Rod Engelsman wrote:

I guess we should distinguish between the concept of NAT and particular
implementations. Anything can be broken.

It looks to me like the simpler (read: cheaper) the NAT device the better.

Actually this is true to some point. The very-low-cost cheap
implementations don't have any connection tracking modules or only
pretty stupid one. But most low- and mid-cost consumer products are
trimmed for easiness of usage and therefore contain a lot of such

That's what a lot a customers do. "Something doesn't work? Try putting
your computer in the DMZ"

That's scary.

No, I've read such stupid advice way to often.

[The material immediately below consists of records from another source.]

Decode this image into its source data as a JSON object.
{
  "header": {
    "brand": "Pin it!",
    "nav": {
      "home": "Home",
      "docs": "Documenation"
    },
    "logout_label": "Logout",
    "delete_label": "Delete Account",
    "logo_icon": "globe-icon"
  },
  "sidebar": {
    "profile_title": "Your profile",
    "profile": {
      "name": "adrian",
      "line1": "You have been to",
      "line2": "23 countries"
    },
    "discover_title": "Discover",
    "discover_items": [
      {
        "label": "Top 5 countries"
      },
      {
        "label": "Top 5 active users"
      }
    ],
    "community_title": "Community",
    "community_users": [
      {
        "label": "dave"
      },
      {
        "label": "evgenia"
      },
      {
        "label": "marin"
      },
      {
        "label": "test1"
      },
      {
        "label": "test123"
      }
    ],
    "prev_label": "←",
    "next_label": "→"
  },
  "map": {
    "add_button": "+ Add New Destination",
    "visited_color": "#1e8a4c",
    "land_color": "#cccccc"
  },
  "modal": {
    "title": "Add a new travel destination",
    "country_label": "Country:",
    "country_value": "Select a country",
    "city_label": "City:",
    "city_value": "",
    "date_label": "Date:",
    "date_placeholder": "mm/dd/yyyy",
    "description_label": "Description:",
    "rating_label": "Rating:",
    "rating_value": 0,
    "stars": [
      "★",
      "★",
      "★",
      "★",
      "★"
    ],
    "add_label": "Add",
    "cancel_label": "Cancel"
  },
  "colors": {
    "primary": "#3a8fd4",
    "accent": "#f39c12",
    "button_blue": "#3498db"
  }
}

But even here we're talking about a dozen or so ports
out of 64000. The odds are about 5000:1 against you accidentally having
one of those open for a short time.

For 1025-1030 the odds are much more like 1:3.

I think you miss my point. The router is going to re-write the source
port on the outgoing packets.

Only if necessary!

The only unsolicited traffic that should be able to get through, even a
cheap NAT, is to ports corresponding to existing translations.

Put in some stupid heuristics and see how it breaks. F.e. most
implementations will forward TCP-based DNS replies from any server if a
DNS request appeared recently.

I mean, I could claim that wearing a seat belt makes you safer. You
could reply with, "What if the seat belt is damaged? What if it isn't
designed properly?" So you keep moving the goalposts, redefining the

Seatbelts usually aren't damaged. But common NAT implementations...

The only thing I'm claiming is that a NAT router is an improvement to
your security. SPI is much better. Content filtering and analysis is
better still. But better means more expensive. And more expensive means
fewer people will be willing to invest in that level of security.

A good host-based packet filter is free of costs. Try Wipfw. If you like
to create a discussion about good defaults for clueless homeusers, a set
of scripts and maybe a nice guy, this could actually turn into a serious
alternative to all those bullshit personal network discos.

I'm not going to spend $1000 to protect the $400 Dell box I use to surf the
web; it's just not happening.

I'm not going to pay anything for protecting a simple home user's
computer. A router is only needed if two or more have to share the same

All I'm claiming is that a cheap NAT router that you buy at Walmart to share an
Internet connection is better than directly connecting a Windows box to
the modem. That's all. Not perfect, just better.

Better, but not much, and definitely not worth the money.

And in the real world, with the real threats that home computer users
face, that's all you really need. It's highly unlikely that anyone is
going to invest the time and trouble to orchestrate a man-in-the-middle
attack to hack my box.

Sure, that's why you're usually putting exploits in an advertisement
propagated through DoubleClick or alike to a lot of usually harmless
websites. Why not paying $1000 to target 10s or millions of computers? :-D

I don't have any real valuable assets to steal,
I'm not a government agent, I'm not a high-level corporate executive,
and with my credit rating you wouldn't even get much out of identity theft.

You have bandwidth, calculation power and storage space. And especially
you're usually clueless about your system.